I am convinced that there is a close correlation between the type of music we listen to and our behavior. Some music seems to be designed to be felt more than heard. These types of music tend to affect the brain more negatively. These types of music, when listened too repeatedly tend to produce more aggressive behavior and attitude in the listeners. It is my opinion why most young people generally prefer the louder, heavy rhythmic forms of music, is because quieter, and more structured forms of music require them to think and be still more often than usual. Young people do not want to think and be still. But the fact remains that music variety is much better for brain development than a monotonous exposure to one type of music. In addition, if one only enjoys and appreciates less cultured, unpolished, and less disciplined forms of music, this would certainly keep the mind the same wayĖsimple and unrefined.

Centuries ago in China, the Emperors of that great country had a very unique way of evaluating the cultural, economic, and social development of a particular village. The Emperor would first listen to and evaluate the forms music of the village. It was known that the development of a village was determined by the development of its music. The villages that were under development or with a higher rate of crime also had less discipline, unrefined forms of music.

I firmly believe that persons who expose themselves consistently to simpler, less disciplined, loud forms of music are at greater risk in becoming violent, and in the end criminals. Could it be that we are helping to create more criminals in our society simply because we have a disinterested response, and a lack of respect for other types of music?

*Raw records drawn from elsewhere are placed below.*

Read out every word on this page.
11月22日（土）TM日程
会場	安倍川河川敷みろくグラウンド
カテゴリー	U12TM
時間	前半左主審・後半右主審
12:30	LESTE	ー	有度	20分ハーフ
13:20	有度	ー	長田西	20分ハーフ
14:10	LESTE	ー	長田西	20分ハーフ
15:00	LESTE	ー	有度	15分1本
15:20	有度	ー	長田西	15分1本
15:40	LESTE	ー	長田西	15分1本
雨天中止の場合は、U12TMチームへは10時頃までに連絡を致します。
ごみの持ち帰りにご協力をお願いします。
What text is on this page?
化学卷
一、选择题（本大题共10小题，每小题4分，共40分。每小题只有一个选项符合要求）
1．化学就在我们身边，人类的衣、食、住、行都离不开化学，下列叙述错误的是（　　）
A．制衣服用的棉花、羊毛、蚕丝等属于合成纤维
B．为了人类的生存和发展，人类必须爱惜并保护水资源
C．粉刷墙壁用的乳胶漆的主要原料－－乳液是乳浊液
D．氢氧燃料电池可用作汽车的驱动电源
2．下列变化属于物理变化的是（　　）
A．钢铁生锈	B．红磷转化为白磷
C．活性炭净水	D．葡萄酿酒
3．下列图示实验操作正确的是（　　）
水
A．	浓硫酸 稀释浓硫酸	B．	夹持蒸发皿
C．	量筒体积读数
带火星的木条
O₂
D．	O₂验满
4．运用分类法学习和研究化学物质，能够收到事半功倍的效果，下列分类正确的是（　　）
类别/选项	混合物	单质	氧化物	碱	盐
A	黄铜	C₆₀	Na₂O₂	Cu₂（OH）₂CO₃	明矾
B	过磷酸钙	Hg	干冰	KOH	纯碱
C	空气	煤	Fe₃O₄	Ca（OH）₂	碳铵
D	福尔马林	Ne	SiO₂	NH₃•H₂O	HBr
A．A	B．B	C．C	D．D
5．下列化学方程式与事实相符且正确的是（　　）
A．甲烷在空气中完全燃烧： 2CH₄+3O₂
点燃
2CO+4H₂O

Dear reader, this article was written to encourage you to think and to hopefully stimulate you to begin to examine your own interest in music. We can keep Junkanoo, but we must also include Mozart, Handel, and Chopin, Bill Gaither, Isaac Watts, and Andrea Crouch. Perhaps this can be one avenue to preventing the rapid decline of cultural and disciplined behavior in our country.

Barrington H. Brennen is a marriage and family therapist, and board certified clinical psychotherapist, USA. Send your questions or comments to question@soencouragement.org   or write to P.O. Box CB-13019, Nassau, The Bahamas, or call 242-327-1980.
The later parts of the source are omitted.